Authors Michael W. Childers

Lessons from the Oil Shale Boom

by Michael W. Childers

With the national election mere days away few issues loom as larger than the economy. Here, in the West, this has meant a focus on energy. Home to some of the largest reserves of natural gas and oil, the West is seeing yet another boom in energy development. But this boom is not without is critics. Many fear that in the past, this surge in development will to come to and end, while proponents that the development of the West’s energy fields is the way to an economic sound future. Perhaps a lesson from the recent past change shed some light on how best to navigate this recent debate over energy and the future of the West.

The energy crisis of the 1970s looms large in the memory of most Americans. To many at the time the solution to the nation’s energy problems lay in a region known as the Green River Formation stretching from western Colorado, eastern Utah, and southern Wyoming. There, trapped in trillions of tons of oil shale, sat more oil than existed under the entire Arabian Peninsula.

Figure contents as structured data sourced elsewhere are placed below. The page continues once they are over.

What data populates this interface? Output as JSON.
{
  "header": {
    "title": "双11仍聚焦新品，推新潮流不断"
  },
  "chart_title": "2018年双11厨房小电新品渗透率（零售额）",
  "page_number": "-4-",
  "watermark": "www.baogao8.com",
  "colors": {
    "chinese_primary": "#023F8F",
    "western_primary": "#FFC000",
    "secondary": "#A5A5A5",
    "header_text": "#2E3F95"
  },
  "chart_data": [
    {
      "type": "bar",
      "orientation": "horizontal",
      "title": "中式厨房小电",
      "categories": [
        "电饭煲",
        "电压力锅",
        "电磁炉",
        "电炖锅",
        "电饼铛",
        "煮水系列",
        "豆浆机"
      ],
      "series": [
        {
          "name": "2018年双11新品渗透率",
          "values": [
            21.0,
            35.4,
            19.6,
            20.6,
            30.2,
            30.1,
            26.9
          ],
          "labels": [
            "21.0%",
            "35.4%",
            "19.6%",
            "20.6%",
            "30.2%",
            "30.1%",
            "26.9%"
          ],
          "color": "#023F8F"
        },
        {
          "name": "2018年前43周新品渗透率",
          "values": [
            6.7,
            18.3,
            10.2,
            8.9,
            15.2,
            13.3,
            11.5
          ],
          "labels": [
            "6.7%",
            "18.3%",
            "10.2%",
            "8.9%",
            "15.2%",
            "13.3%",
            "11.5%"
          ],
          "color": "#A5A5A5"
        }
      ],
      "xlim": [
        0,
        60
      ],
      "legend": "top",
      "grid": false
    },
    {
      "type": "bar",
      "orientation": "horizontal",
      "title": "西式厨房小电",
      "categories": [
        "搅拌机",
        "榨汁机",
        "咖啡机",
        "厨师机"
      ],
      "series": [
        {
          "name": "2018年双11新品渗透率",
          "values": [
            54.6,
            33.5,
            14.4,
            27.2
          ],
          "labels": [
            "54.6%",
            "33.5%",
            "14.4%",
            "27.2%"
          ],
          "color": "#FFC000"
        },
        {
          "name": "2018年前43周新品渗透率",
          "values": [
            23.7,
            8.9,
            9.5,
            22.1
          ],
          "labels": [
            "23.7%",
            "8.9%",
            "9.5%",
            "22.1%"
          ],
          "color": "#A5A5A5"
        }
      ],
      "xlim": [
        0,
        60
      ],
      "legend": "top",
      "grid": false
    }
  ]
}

The potential of oil shale as a source of energy was well known as early as the late nineteenth century. By the late 1910s government officials came to believe that the Green River Formation would become one of the most important sources of petroleum in the world, leading to President Woodrow Wilson to set aside the region as a National Reserve in 1914. While a brief period of investment ensued in the area, the difficulty of extracting oil from the rock, as well as the cost, proved too great, and the early twentieth century oil shale boom slowly petered out.

Oil shale is rich in a mixture of organic material known as kerogen, which when cooked out of the shale that it is encased turns into petroleum. The problem being that the extraction process is incredibly complicated and so prohibitively expensive. Two methods exist in mining oil shale. The first is to simply strip mine the mineral, and then transport it to a refinery. Beyond the devastation to the landscape such an operation would cause, it is then be necessary to heat the extracted shale to five hundred degrees centigrade in order to produce oil. Such a process is incredibly polluting, producing both solid wastes as well tremendous amounts of green house gases such as carbon dioxide. A second method, called in-situ retorting, involves heating the oil shale in place, and then pumping the kerogen to the surface. While solving the problem of open pit mining, in-situ retorting produces tremendous amounts of nitrogen and other toxins that could potentially poison the ground water.

Besides these immediate concerns, the in-situ requires tremendous amounts of energy, making it economically questionable. In 2005, the High Country News noted that in order to produce 100,000 barrels per day, enough to last about seven-and-a-half minutes at the current U.S. consumption rate, the RAND Corporation estimated that it would require 1,200 megawatts of electricity. “That’s equal to the output of Colorado’s largest coal-fired power plant, in Craig. Producing two million barrels of shale oil per day could require the equivalent of 20 new Craig-sized power plants,” wrote journalist Jennie Lay. Such enormous costs, combined with its negative environmental impacts have long made oil shale more of a dream than a reality for energy producers.

Despite the economic and environmental costs of oil shale, the energy crisis of the 1970s led many major oil companies to invest heavily oil shale. Virtually overnight the rural Colorado communities of Rifle, Silt, and new Castle turned into boomtowns reminiscent gold rushes of the nineteenth century. Both thrilled about the potential economic windfall and yet resentful of the thousands of new comers flooding their towns, locals grappled with rising costs of living as transformative as those found in the state’s growing ski resort communities. Looking to jump into the game, Exxon joined forces with local oil corporation Tosco in building a five billion dollar processing plant near the newly constructed company town of Parachute.

The oil shale boom came to a sudden end in May of 1982, when Exxon pulled the plug on its multi-million dollar Colony Project. Christened “Black Sunday,” the corporation’s closing of the project brought economic ruin to the region.. High paying oil jobs vanished, local banks failed, homes and businesses were foreclosed on.

Oil Shale’s promise, and eventual collapse, was a lesson to all on the damages the West’s boom and bust cycles wreaked on the region’s environment and people. A cycle many feared we might be repeating.